From the swampy, shambled, drunken, broken, blues- and jazzfest-ridden streets of New Orleans comes the most romantic, stately and, hell, best
band to come out of the South since R.E.M. (from whose 1988 song this band takes its name). On its second full-length, World Leader Pretend keeps its influences in its pockets (not on its sleeves) as it delivers an arresting lineup of soulful, ragged, piano-battering ballads to all of us who pine for Bends
-era Radiohead and the long-lost days when U2 was actually sexy. Singer and primary songwriter Keith Ferguson sings like he was on his way to imitating Bono but got distracted by Motown, the art of chain-smoking and a Mrs. Robinson-like muse. Aside from Ferguson's balls-out frontmanship (gasps and whispers, solid belting, attempts at a falsetto that's sadly above his range), the instrumentation is Herculean for a band so young, juxtaposing hotel-room trashers with sleighbells-and-piano interludes off the soundtrack to a lost Wes Anderson Christmas caper.
But damn it if it isn't too much.
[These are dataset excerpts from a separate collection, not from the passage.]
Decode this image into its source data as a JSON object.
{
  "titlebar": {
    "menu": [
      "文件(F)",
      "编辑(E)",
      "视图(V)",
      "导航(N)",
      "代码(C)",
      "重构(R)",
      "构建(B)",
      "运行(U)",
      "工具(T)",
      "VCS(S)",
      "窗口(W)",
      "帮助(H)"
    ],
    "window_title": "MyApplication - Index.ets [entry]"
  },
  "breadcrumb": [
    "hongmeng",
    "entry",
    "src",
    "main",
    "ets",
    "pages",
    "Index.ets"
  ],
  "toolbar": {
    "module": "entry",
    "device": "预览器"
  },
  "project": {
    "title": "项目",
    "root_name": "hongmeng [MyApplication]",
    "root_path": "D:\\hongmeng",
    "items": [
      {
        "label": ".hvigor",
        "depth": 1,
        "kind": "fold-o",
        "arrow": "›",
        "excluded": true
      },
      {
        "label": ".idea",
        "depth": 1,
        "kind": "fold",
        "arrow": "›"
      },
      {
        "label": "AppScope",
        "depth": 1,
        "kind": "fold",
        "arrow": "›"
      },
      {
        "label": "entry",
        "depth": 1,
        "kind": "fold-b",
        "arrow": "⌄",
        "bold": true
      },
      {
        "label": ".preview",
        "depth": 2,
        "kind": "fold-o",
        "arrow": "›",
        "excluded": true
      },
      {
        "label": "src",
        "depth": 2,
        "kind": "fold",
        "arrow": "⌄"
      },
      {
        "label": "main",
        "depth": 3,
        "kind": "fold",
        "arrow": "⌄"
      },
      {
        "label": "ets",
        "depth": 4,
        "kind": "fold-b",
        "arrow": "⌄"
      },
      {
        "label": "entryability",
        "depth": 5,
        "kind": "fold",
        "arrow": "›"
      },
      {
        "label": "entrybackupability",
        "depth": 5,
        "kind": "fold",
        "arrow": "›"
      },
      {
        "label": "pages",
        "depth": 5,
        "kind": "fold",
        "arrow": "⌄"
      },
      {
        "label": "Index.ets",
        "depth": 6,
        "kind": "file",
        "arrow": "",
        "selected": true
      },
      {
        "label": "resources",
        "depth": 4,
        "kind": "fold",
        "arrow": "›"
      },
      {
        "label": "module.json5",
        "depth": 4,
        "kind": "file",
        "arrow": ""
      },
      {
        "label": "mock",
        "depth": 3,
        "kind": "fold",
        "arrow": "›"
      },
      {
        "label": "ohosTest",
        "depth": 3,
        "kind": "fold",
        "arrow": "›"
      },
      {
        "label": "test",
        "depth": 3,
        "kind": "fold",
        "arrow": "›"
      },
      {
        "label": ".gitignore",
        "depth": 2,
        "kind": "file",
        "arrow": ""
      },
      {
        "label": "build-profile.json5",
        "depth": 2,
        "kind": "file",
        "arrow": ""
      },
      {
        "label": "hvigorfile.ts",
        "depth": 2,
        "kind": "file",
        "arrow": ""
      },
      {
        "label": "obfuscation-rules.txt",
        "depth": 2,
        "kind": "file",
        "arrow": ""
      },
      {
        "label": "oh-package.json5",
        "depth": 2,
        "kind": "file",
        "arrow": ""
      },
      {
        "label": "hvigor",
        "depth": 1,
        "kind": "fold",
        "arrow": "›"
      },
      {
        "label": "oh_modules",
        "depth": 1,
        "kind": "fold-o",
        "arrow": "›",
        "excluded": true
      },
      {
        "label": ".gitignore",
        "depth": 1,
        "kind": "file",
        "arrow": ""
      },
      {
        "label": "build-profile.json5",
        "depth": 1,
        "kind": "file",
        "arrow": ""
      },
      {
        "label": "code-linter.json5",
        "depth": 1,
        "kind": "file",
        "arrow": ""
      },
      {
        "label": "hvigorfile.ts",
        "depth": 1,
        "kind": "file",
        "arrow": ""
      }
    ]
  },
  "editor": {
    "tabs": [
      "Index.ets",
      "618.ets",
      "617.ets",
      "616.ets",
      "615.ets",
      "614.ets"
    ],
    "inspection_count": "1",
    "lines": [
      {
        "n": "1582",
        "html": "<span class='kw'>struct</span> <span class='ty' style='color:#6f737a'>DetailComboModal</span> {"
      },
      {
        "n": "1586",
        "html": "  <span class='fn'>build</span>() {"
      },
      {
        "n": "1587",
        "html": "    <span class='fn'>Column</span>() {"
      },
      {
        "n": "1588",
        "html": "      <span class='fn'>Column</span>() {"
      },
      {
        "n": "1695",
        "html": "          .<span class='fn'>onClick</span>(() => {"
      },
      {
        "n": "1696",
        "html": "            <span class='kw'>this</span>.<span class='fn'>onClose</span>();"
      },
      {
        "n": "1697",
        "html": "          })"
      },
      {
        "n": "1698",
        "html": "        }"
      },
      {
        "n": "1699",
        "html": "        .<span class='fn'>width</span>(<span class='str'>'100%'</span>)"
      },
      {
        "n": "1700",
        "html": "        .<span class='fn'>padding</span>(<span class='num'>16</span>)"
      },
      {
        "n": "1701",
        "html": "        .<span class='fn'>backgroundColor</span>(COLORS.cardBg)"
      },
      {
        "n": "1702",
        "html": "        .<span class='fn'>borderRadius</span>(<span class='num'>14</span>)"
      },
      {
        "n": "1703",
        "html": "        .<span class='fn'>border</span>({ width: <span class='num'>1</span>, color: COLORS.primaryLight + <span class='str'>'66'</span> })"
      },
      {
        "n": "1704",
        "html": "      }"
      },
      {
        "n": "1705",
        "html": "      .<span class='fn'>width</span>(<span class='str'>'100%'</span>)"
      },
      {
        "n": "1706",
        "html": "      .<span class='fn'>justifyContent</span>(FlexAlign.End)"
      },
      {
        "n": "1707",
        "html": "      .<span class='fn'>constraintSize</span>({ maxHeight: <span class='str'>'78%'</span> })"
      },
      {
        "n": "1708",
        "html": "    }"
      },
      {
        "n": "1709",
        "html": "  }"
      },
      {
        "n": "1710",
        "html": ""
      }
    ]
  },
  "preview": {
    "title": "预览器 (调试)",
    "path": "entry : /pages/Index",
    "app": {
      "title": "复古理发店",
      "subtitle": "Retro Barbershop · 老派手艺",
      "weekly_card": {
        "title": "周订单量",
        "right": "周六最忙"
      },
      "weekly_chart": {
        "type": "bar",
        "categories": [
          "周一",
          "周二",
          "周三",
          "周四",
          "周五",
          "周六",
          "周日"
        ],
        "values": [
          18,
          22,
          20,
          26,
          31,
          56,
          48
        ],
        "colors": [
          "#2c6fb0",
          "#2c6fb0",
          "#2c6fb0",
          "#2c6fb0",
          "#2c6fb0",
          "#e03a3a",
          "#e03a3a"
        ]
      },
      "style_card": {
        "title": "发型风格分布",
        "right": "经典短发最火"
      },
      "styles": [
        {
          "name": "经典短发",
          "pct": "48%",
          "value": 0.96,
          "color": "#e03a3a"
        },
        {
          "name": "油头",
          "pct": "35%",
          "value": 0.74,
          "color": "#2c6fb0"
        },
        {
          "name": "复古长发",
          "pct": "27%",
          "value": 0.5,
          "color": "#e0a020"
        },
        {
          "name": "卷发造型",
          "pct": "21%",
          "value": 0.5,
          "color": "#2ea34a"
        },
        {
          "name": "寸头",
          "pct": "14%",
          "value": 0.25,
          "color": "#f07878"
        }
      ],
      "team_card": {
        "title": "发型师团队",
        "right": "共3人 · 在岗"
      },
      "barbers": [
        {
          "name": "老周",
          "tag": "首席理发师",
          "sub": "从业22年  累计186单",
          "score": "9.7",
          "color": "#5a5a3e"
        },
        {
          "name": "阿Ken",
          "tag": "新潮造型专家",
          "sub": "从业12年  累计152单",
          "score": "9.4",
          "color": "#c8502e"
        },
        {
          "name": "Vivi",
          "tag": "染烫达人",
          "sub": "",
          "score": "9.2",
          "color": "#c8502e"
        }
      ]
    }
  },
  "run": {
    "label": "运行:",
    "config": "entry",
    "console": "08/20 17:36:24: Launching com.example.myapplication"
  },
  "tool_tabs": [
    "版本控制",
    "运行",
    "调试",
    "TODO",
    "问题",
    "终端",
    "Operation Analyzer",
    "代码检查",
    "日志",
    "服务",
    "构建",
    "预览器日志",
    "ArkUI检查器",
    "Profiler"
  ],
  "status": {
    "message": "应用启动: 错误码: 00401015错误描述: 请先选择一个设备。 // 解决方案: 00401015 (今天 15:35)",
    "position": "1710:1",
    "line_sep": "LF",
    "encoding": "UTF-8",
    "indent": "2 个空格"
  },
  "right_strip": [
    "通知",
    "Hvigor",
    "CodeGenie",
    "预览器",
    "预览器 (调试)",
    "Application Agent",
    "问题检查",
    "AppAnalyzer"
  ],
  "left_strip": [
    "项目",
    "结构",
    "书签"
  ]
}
Almost all the songs try to be staggering, dynamic masterpieces, which leads to a misleading impression of sameness that certainly isn't a problem for the band in general. These guys have song-building chops that rank with the best, but Punches could have benefited from more self-denial in either editing (the two mid-'90s U2 ripoffs that close the album would not be missed) or the inclusion of a few songs that hark back to their darker, dreamier debut, Fit for Faded. But in a retro-obsessed, masturbatory-indie-diluted market, a band that crams too many muscular, sonorous, earnest and ambitious songs on a single record hardly warrants complaint.